Wednesday, May 4, 2011

Is Bigger Always Better?

Ulysses: page 264
The pages have been pretty easy to copy lately, or is it, transcribe? Still, I stick to just over one page a day. I could do more, but have not.
I read a nice article/essay by the publisher of Booklist magazine, Bill Ott, about his attempts to read Ulysses. He tried many years ago, decades actually, and didn't make it as far as page 100. But now, he is listening to it, and is almost halfway through. I have a feeling his book version was the same as the one I am using, because he said it had 783 pages, which is exactly the number of pages of my library copy. When I am done with this project I shall have "read" Ulysses, but not understood much of it. Most of what I learn, I learn through reading about it when others write about it. I know it takes place on June 16th. I know it is mostly the thoughts and snippets of conversation of Leopold Bloom. I think Bloom's son is dead. I think Bloom may have cheated on his wife, Molly. I think the end of the book is Molly's...eighty four pages with only four, unpunctuated sentences.

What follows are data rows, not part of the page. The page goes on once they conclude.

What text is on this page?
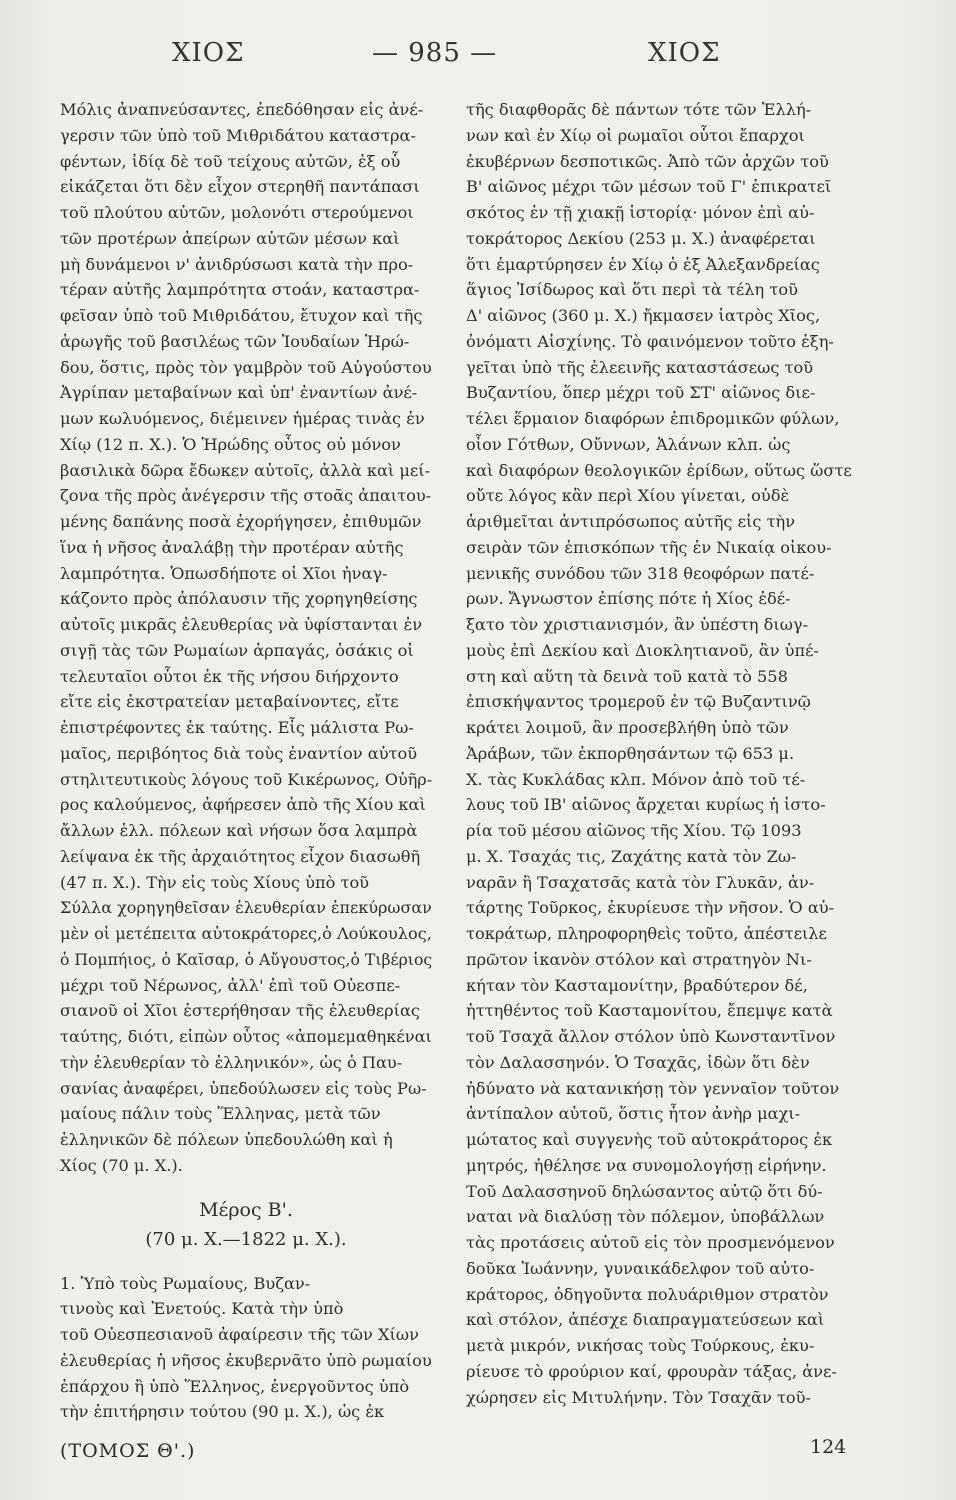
ΧΙΟΣ	— 985 —	ΧΙΟΣ
Μόλις ἀναπνεύσαντες, ἐπεδόθησαν εἰς ἀνέ-
γερσιν τῶν ὑπὸ τοῦ Μιθριδάτου καταστρα-
φέντων, ἰδίᾳ δὲ τοῦ τείχους αὐτῶν, ἐξ οὗ
εἰκάζεται ὅτι δὲν εἶχον στερηθῆ παντάπασι
τοῦ πλούτου αὐτῶν, μολονότι στερούμενοι
τῶν προτέρων ἀπείρων αὐτῶν μέσων καὶ
μὴ δυνάμενοι ν' ἀνιδρύσωσι κατὰ τὴν προ-
τέραν αὐτῆς λαμπρότητα στοάν, καταστρα-
φεῖσαν ὑπὸ τοῦ Μιθριδάτου, ἔτυχον καὶ τῆς
ἀρωγῆς τοῦ βασιλέως τῶν Ἰουδαίων Ἡρώ-
δου, ὅστις, πρὸς τὸν γαμβρὸν τοῦ Αὐγούστου
Ἀγρίπαν μεταβαίνων καὶ ὑπ' ἐναντίων ἀνέ-
μων κωλυόμενος, διέμεινεν ἡμέρας τινὰς ἐν
Χίῳ (12 π. Χ.). Ὁ Ἡρώδης οὗτος οὐ μόνον
βασιλικὰ δῶρα ἔδωκεν αὐτοῖς, ἀλλὰ καὶ μεί-
ζονα τῆς πρὸς ἀνέγερσιν τῆς στοᾶς ἀπαιτου-
μένης δαπάνης ποσὰ ἐχορήγησεν, ἐπιθυμῶν
ἵνα ἡ νῆσος ἀναλάβῃ τὴν προτέραν αὐτῆς
λαμπρότητα. Ὁπωσδήποτε οἱ Χῖοι ἠναγ-
κάζοντο πρὸς ἀπόλαυσιν τῆς χορηγηθείσης
αὐτοῖς μικρᾶς ἐλευθερίας νὰ ὑφίστανται ἐν
σιγῇ τὰς τῶν Ρωμαίων ἁρπαγάς, ὁσάκις οἱ
τελευταῖοι οὗτοι ἐκ τῆς νήσου διήρχοντο
εἴτε εἰς ἐκστρατείαν μεταβαίνοντες, εἴτε
ἐπιστρέφοντες ἐκ ταύτης. Εἷς μάλιστα Ρω-
μαῖος, περιβόητος διὰ τοὺς ἐναντίον αὐτοῦ
στηλιτευτικοὺς λόγους τοῦ Κικέρωνος, Οὐῆρ-
ρος καλούμενος, ἀφήρεσεν ἀπὸ τῆς Χίου καὶ
ἄλλων ἑλλ. πόλεων καὶ νήσων ὅσα λαμπρὰ
λείψανα ἐκ τῆς ἀρχαιότητος εἶχον διασωθῆ
(47 π. Χ.). Τὴν εἰς τοὺς Χίους ὑπὸ τοῦ
Σύλλα χορηγηθεῖσαν ἐλευθερίαν ἐπεκύρωσαν
μὲν οἱ μετέπειτα αὐτοκράτορες,ὁ Λούκουλος,
ὁ Πομπήιος, ὁ Καῖσαρ, ὁ Αὔγουστος,ὁ Τιβέριος
μέχρι τοῦ Νέρωνος, ἀλλ' ἐπὶ τοῦ Οὐεσπε-
σιανοῦ οἱ Χῖοι ἐστερήθησαν τῆς ἐλευθερίας
ταύτης, διότι, εἰπὼν οὗτος «ἀπομεμαθηκέναι
τὴν ἐλευθερίαν τὸ ἑλληνικόν», ὡς ὁ Παυ-
σανίας ἀναφέρει, ὑπεδούλωσεν εἰς τοὺς Ρω-
μαίους πάλιν τοὺς Ἕλληνας, μετὰ τῶν
ἑλληνικῶν δὲ πόλεων ὑπεδουλώθη καὶ ἡ
Χίος (70 μ. Χ.).
Μέρος Β'.
(70 μ. Χ.—1822 μ. Χ.).
1. Ὑπὸ τοὺς Ρωμαίους, Βυζαν-
τινοὺς καὶ Ἐνετούς. Κατὰ τὴν ὑπὸ
τοῦ Οὐεσπεσιανοῦ ἀφαίρεσιν τῆς τῶν Χίων
ἐλευθερίας ἡ νῆσος ἐκυβερνᾶτο ὑπὸ ρωμαίου
ἐπάρχου ἢ ὑπὸ Ἕλληνος, ἐνεργοῦντος ὑπὸ
τὴν ἐπιτήρησιν τούτου (90 μ. Χ.), ὡς ἐκ
τῆς διαφθορᾶς δὲ πάντων τότε τῶν Ἑλλή-
νων καὶ ἐν Χίῳ οἱ ρωμαῖοι οὗτοι ἔπαρχοι
ἐκυβέρνων δεσποτικῶς. Ἀπὸ τῶν ἀρχῶν τοῦ
Β' αἰῶνος μέχρι τῶν μέσων τοῦ Γ' ἐπικρατεῖ
σκότος ἐν τῇ χιακῇ ἱστορίᾳ· μόνον ἐπὶ αὐ-
τοκράτορος Δεκίου (253 μ. Χ.) ἀναφέρεται
ὅτι ἐμαρτύρησεν ἐν Χίῳ ὁ ἐξ Ἀλεξανδρείας
ἅγιος Ἰσίδωρος καὶ ὅτι περὶ τὰ τέλη τοῦ
Δ' αἰῶνος (360 μ. Χ.) ἤκμασεν ἰατρὸς Χῖος,
ὀνόματι Αἰσχίνης. Τὸ φαινόμενον τοῦτο ἐξη-
γεῖται ὑπὸ τῆς ἐλεεινῆς καταστάσεως τοῦ
Βυζαντίου, ὅπερ μέχρι τοῦ ΣΤ' αἰῶνος διε-
τέλει ἕρμαιον διαφόρων ἐπιδρομικῶν φύλων,
οἷον Γότθων, Οὔννων, Ἀλάνων κλπ. ὡς
καὶ διαφόρων θεολογικῶν ἐρίδων, οὕτως ὥστε
οὔτε λόγος κἂν περὶ Χίου γίνεται, οὐδὲ
ἀριθμεῖται ἀντιπρόσωπος αὐτῆς εἰς τὴν
σειρὰν τῶν ἐπισκόπων τῆς ἐν Νικαίᾳ οἰκου-
μενικῆς συνόδου τῶν 318 θεοφόρων πατέ-
ρων. Ἄγνωστον ἐπίσης πότε ἡ Χίος ἐδέ-
ξατο τὸν χριστιανισμόν, ἂν ὑπέστη διωγ-
μοὺς ἐπὶ Δεκίου καὶ Διοκλητιανοῦ, ἂν ὑπέ-
στη καὶ αὕτη τὰ δεινὰ τοῦ κατὰ τὸ 558
ἐπισκήψαντος τρομεροῦ ἐν τῷ Βυζαντινῷ
κράτει λοιμοῦ, ἂν προσεβλήθη ὑπὸ τῶν
Ἀράβων, τῶν ἐκπορθησάντων τῷ 653 μ.
Χ. τὰς Κυκλάδας κλπ. Μόνον ἀπὸ τοῦ τέ-
λους τοῦ ΙΒ' αἰῶνος ἄρχεται κυρίως ἡ ἱστο-
ρία τοῦ μέσου αἰῶνος τῆς Χίου. Τῷ 1093
μ. Χ. Τσαχάς τις, Ζαχάτης κατὰ τὸν Ζω-
ναρᾶν ἢ Τσαχατσᾶς κατὰ τὸν Γλυκᾶν, ἀν-
τάρτης Τοῦρκος, ἐκυρίευσε τὴν νῆσον. Ὁ αὐ-
τοκράτωρ, πληροφορηθεὶς τοῦτο, ἀπέστειλε
πρῶτον ἱκανὸν στόλον καὶ στρατηγὸν Νι-
κήταν τὸν Κασταμονίτην, βραδύτερον δέ,
ἡττηθέντος τοῦ Κασταμονίτου, ἔπεμψε κατὰ
τοῦ Τσαχᾶ ἄλλον στόλον ὑπὸ Κωνσταντῖνον
τὸν Δαλασσηνόν. Ὁ Τσαχᾶς, ἰδὼν ὅτι δὲν
ἠδύνατο νὰ κατανικήσῃ τὸν γενναῖον τοῦτον
ἀντίπαλον αὐτοῦ, ὅστις ἦτον ἀνὴρ μαχι-
μώτατος καὶ συγγενὴς τοῦ αὐτοκράτορος ἐκ
μητρός, ἠθέλησε να συνομολογήσῃ εἰρήνην.
Τοῦ Δαλασσηνοῦ δηλώσαντος αὐτῷ ὅτι δύ-
ναται νὰ διαλύσῃ τὸν πόλεμον, ὑποβάλλων
τὰς προτάσεις αὐτοῦ εἰς τὸν προσμενόμενον
δοῦκα Ἰωάννην, γυναικάδελφον τοῦ αὐτο-
κράτορος, ὁδηγοῦντα πολυάριθμον στρατὸν
καὶ στόλον, ἀπέσχε διαπραγματεύσεων καὶ
μετὰ μικρόν, νικήσας τοὺς Τούρκους, ἐκυ-
ρίευσε τὸ φρούριον καί, φρουρὰν τάξας, ἀνε-
χώρησεν εἰς Μιτυλήνην. Τὸν Τσαχᾶν τοῦ-
(ΤΟΜΟΣ Θ'.)	124
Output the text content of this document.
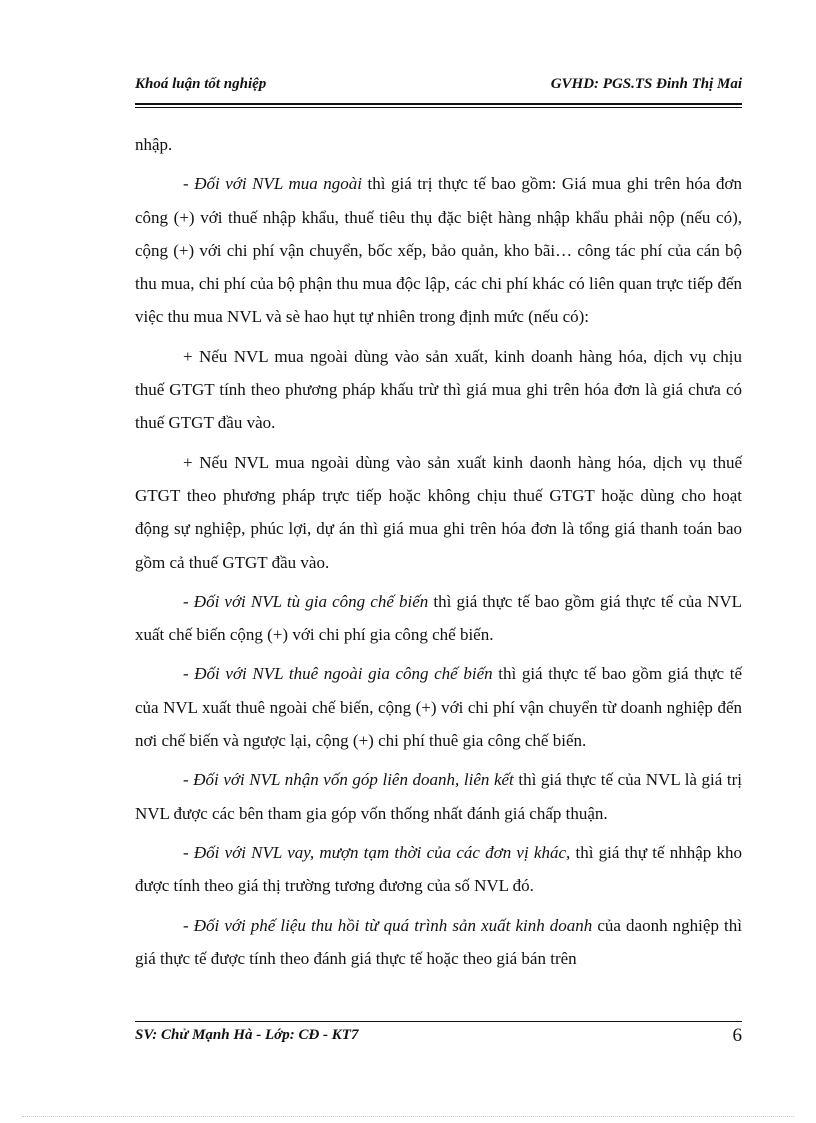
Khoá luận tốt nghiệp	GVHD: PGS.TS Đinh Thị Mai

nhập.

- Đối với NVL mua ngoài thì giá trị thực tế bao gồm: Giá mua ghi trên hóa đơn công (+) với thuế nhập khẩu, thuế tiêu thụ đặc biệt hàng nhập khẩu phải nộp (nếu có), cộng (+) với chi phí vận chuyển, bốc xếp, bảo quản, kho bãi… công tác phí của cán bộ thu mua, chi phí của bộ phận thu mua độc lập, các chi phí khác có liên quan trực tiếp đến việc thu mua NVL và sè hao hụt tự nhiên trong định mức (nếu có):

+ Nếu NVL mua ngoài dùng vào sản xuất, kinh doanh hàng hóa, dịch vụ chịu thuế GTGT tính theo phương pháp khấu trừ thì giá mua ghi trên hóa đơn là giá chưa có thuế GTGT đầu vào.

+ Nếu NVL mua ngoài dùng vào sản xuất kinh daonh hàng hóa, dịch vụ thuế GTGT theo phương pháp trực tiếp hoặc không chịu thuế GTGT hoặc dùng cho hoạt động sự nghiệp, phúc lợi, dự án thì giá mua ghi trên hóa đơn là tổng giá thanh toán bao gồm cả thuế GTGT đầu vào.

- Đối với NVL tù gia công chế biến thì giá thực tế bao gồm giá thực tế của NVL xuất chế biến cộng (+) với chi phí gia công chế biến.

- Đối với NVL thuê ngoài gia công chế biến thì giá thực tế bao gồm giá thực tế của NVL xuất thuê ngoài chế biến, cộng (+) với chi phí vận chuyển từ doanh nghiệp đến nơi chế biến và ngược lại, cộng (+) chi phí thuê gia công chế biến.

- Đối với NVL nhận vốn góp liên doanh, liên kết thì giá thực tế của NVL là giá trị NVL được các bên tham gia góp vốn thống nhất đánh giá chấp thuận.

- Đối với NVL vay, mượn tạm thời của các đơn vị khác, thì giá thự tế nhhập kho được tính theo giá thị trường tương đương của số NVL đó.

- Đối với phế liệu thu hồi từ quá trình sản xuất kinh doanh của daonh nghiệp thì giá thực tế được tính theo đánh giá thực tế hoặc theo giá bán trên

SV: Chử Mạnh Hà - Lớp: CĐ - KT7	6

Part of the reason for doing this insane project, is that it will be my version of big. So much of what I see in museums and galleries is BIG. BIG paintings, BIG sculptures, BIG installations. When I draw, I draw small, and always have. But I think that to be recognized as an artist you have to do something's BIG. I can work on one glove at a time, on my small studio desk, or on the kitchen table, but when this is finished, there is no doubt that it will be BIG. Let's hope this BIG project makes some people take notice of my smaller work.